Rencontré dans son bureau ce jeudi 1e Septembre, le commissaire Djessi Koum affirme qu’il a reçu une plainte de Mme Ndedi Ekandjoum propriétaire d’une maison qu’elle avait donnée en location à Jean Mboumo.  Mais que ce dernier avait passé plus de sept mois sans payer le loyer. Une dette de  1 668 000 fcfa (un million six cent soixante-huit  mille  fcfa).  Malgré la délivrance de plusieurs convocations, Mboumo a refusé de se présenter au commissariat, et il a donc été décidé de le rechercher par la force. Etant introuvable, le commissaire a arrêté son fils pour contraindre la famille de Mboumo à  payer  la bailleresse.

Une version des faits totalement contredite par Jean Mboumo lui-même. « J’ai passé  neuf ans comme locataire chez cette dame. Depuis deux ans, avec le covid 19, mes activités de livraison ne marchaient plus. J’ai commencé à cumuler les loyers, mais je rattrapais les payements à chaque fois. En novembre 2021, la bailleresse, Ndedi Ekandjoum est venue par voix d’huissier me servir une sommation me demandant de payer les mois impayés, ou de libérer la maison. J’ai choisi la deuxième option, libérer la maison. Au mois de Mai 2022, lorsque j’ai fait venir un camion pour porter mes effets et libérer la maison, la bailleresse a mobilisé les jeunes délinquants du quartier, ils ont déchargé tous mes effets, qu’elle a gardé dans un coin de sa cour, indiquant que je vais les récupérer lorsque je vais lui donner tout son argent. Sa maison étant vide, je lui ai remis les clefs,  elle a refusé de prendre. J’ai déposé ces clefs à l’entrée de son domicile », explique Jean Mboumo.

Il poursuit en précisant qu’il n’a jamais reçu de convocation pour un problème de loyer. Et qu’il avait épongé l’ensemble des mois impayés, mais la bailleresse a refusé de lui délivrer un reçu, et raconte partout qu’il est parti avec les clefs de sa maison pour l’empêcher de mettre un nouveau locataire. ».

Une plainte déposée contre le commissaire

Jean Mboumo affirme que lors de l’arrestation de son fils, il s’était déplacé dans son village pour une cérémonie. « Je n’étais pas en fuite.

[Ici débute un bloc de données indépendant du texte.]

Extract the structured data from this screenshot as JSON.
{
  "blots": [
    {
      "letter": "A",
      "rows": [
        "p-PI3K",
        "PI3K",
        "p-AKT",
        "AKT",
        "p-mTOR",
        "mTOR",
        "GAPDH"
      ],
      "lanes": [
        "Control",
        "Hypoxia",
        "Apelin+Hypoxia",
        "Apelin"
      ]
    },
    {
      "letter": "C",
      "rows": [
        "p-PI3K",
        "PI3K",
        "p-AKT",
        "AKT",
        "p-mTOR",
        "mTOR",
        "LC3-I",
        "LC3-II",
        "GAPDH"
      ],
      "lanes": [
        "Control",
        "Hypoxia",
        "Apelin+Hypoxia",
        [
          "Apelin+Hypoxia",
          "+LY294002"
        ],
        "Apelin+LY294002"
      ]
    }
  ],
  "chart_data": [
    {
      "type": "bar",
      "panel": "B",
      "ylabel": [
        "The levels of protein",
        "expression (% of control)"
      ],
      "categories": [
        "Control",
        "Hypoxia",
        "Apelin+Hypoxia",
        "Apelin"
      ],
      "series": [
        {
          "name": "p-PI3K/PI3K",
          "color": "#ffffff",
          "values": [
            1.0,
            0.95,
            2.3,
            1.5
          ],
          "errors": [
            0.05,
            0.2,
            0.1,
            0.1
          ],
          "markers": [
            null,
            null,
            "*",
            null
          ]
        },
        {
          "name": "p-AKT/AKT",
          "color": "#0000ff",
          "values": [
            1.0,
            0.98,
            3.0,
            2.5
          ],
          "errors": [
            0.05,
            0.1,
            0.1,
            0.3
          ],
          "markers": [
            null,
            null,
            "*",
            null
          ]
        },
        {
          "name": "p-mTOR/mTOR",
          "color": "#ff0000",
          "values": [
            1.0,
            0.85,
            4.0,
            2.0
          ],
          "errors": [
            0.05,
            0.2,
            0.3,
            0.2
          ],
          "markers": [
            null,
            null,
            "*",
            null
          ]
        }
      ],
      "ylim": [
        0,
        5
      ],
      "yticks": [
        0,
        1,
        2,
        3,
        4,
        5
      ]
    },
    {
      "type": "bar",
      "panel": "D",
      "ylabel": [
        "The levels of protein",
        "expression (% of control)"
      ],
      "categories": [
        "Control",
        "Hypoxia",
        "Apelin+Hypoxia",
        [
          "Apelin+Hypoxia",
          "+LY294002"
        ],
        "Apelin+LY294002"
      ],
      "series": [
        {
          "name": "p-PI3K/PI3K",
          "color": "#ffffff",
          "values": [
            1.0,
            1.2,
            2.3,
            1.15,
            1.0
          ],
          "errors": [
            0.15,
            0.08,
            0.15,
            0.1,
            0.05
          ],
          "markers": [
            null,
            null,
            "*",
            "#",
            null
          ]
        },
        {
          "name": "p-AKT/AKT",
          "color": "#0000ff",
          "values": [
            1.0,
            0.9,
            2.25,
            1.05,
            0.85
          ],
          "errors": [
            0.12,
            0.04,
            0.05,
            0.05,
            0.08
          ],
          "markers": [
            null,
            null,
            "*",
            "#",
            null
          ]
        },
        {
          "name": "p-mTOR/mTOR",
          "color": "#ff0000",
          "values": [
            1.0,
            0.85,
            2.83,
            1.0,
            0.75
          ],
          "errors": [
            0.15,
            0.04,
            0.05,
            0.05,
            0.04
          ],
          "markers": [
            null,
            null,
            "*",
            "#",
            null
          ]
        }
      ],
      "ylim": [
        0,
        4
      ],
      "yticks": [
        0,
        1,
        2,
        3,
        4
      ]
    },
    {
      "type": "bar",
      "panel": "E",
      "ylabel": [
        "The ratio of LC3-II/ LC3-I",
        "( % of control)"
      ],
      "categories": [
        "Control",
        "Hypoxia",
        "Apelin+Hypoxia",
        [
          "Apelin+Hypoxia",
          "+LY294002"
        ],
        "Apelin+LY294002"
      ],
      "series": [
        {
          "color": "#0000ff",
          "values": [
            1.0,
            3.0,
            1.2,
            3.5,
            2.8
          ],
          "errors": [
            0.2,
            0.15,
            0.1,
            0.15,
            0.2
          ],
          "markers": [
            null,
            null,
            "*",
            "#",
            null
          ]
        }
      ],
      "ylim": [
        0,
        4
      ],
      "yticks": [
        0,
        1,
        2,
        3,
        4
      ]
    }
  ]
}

Pour preuve, me voici », précise-t-il.

Il a déposé une plainte à la délégation régionale de la police judiciaire du Littoral contre le commissaire Djessi  le 22 Août pour « séquestration d’un mineur ». 

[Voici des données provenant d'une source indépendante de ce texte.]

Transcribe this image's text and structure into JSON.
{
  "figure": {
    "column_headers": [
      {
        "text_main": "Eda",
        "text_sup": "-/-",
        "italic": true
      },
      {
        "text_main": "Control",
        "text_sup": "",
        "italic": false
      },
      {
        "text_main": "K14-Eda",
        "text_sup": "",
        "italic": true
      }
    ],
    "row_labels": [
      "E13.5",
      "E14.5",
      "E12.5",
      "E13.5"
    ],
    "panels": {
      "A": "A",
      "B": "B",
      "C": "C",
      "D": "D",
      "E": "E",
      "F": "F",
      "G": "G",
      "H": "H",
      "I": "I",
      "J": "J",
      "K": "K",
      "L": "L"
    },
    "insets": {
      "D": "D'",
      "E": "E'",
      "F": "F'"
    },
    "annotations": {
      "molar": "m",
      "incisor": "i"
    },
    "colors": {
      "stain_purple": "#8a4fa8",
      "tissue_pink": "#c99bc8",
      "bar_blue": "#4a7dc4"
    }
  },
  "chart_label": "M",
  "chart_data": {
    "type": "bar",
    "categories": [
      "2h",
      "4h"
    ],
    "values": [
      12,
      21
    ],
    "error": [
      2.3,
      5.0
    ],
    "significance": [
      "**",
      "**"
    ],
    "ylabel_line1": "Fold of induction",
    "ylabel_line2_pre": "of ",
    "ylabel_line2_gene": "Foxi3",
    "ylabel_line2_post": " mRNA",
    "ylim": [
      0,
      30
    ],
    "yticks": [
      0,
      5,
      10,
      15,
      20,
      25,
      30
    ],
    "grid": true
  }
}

Suite à cette plainte, le commissaire central du commissariat numero 3  Aristide Ndo Martial a demandé au commissaire Djessi qui est enquêteur dans cette affaire, de réunir toutes les parties impliquées dans ce problème pour trouver un terrain d’entente. La bailleresse, Thomas, qui est le porte-parole du locataire et les autres membres de la famille se sont rencontrés ce jeudi 1E Septembre à 17h au commissariat de Bonassama pour chercher une issue à l’amiable.

Le procureur général près du tribunal de première instance de Bonaberi, Owona Eli, que nous avons rencontré aussi ce jeudi 1e Septembre,  affirme que l’acte posé par le commissaire Djessi est contraire à la loi, et c’est pour cette raison qu’il a interpellé le commissaire dans son bureau pour qu’il se prononce devant la famille du mineur. Il indique que la plainte pourrait aboutir à une sanction administrative, vu qu’elle sera traitée à la délégation régionale de la police judiciaire du Littoral par ses supérieurs hiérarchiques.

Me Minou Sterling avocat au barreau du Cameroun qui défend le locataire Mboumo affirme que la responsabilité pénale est individuelle et non familiale. On n’a pas à profiter du statut de déplacé interne du jeune Miguel pour poser contre lui  des actes de discrimination contraires à la loi.

Des actes qui violent l’article 9 du pacte international relatif aux droits civils et politique qui indique que « nul ne peut faire l’objet d’une arrestation ou d’une détention arbitraire. Nul ne peut être privé de sa liberté si ce n’est pour des motifs et conformément à la procédure prévus par la loi ».